Who could have imagined that one so esteemed would have turned out as he did? This is no statesman. “Look at him; he is only a blunderer.” One need only have observed how this person and his vaunted team have performed since the onset of the Syrian “red line” fiasco to the current roll out of the Affordable Health Care Act to realize the degree of incompetence of this man, even if you should agree with his goals and objectives. What chief executive has ever in this period of time shown himself less able to manage his office or run his government? Certainly not James Buchanan, nor Warren G. Harding, nor Jimmy Carter. No one has muffed like this once-vaunted figure. And for the moralists among us, there is also the realization that the man only holds office today because of his deceptions.

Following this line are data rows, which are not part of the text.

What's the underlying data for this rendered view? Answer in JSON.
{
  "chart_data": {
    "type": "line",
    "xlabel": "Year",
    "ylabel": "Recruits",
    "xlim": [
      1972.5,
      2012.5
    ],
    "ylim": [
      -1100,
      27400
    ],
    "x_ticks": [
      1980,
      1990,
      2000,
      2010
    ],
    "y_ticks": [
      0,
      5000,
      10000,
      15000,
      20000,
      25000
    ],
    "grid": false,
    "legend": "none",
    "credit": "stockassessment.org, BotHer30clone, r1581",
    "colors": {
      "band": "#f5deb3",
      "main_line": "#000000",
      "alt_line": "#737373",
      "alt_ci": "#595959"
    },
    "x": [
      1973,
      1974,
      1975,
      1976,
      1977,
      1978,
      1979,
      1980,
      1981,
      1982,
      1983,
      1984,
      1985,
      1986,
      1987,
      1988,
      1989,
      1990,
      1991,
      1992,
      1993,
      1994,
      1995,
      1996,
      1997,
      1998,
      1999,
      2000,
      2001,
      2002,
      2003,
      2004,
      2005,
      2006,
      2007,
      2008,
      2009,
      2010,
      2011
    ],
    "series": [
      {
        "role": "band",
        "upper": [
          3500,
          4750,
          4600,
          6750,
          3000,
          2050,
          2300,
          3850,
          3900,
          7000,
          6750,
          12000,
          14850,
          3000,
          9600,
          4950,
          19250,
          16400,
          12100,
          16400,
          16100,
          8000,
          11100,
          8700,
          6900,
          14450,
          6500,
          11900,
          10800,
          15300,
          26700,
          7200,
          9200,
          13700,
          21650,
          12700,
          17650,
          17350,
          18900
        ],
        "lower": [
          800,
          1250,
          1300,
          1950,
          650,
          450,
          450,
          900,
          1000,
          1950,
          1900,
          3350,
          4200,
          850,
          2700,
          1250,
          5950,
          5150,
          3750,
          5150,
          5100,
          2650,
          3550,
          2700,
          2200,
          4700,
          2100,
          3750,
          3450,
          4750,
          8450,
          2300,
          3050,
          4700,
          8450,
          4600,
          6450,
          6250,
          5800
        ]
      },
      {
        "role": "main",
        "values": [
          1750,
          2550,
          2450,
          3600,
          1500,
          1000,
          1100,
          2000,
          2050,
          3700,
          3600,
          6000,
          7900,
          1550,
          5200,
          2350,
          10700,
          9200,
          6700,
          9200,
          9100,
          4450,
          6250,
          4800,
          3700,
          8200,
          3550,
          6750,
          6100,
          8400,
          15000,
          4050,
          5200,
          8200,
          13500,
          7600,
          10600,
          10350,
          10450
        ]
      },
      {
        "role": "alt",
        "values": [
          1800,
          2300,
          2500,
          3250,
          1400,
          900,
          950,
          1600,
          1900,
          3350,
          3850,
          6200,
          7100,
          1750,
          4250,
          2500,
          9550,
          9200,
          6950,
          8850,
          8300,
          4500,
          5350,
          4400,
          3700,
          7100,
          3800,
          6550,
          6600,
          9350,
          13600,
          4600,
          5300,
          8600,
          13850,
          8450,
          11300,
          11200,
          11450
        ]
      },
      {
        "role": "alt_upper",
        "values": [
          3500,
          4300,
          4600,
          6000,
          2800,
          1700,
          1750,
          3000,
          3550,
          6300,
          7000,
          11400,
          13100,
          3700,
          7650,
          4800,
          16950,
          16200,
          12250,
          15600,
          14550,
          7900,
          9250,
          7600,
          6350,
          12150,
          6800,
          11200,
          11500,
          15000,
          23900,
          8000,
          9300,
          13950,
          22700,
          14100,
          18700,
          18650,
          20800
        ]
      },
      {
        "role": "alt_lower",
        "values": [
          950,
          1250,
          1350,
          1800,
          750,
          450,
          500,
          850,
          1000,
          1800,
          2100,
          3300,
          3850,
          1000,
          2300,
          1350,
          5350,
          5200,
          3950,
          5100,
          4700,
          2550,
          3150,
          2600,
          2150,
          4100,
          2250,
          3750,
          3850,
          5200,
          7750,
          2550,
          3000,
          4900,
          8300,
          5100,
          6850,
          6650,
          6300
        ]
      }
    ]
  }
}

A famous writer from Florence once distinguished among three different kinds of brains: one that understands by itself, another that discerns what others understand, the third that understands neither by itself or through others. The first would be best, the second would be sufficient, while the third would be useless. Worst of all is one who is deluded about the kind of brain he has. There is no doubt that our leader is convinced he belongs to the first category. He is reported to have said, “I think I’m a better speechwriter than my speechwriters. I know more about policies on any particular issue than my policy directors. And I’ll tell you right now that I’m gonna think I’m a better political director than my political director.” One who so misjudges his own merits will likely forfeit the possibility of taking advantage of the counsel of others. And just look at the quality of the counselors with whom the president has surrounded himself today. Is any of them counted a wise counselor, a serious thinker? Would that be Jay Carney? Dan Pfeiffer? And even if there were such persons, is the leader someone prepared to listen to advice? There is nothing in the course of events of the past few months to indicate that any effective system has been established, and little hope that one will be.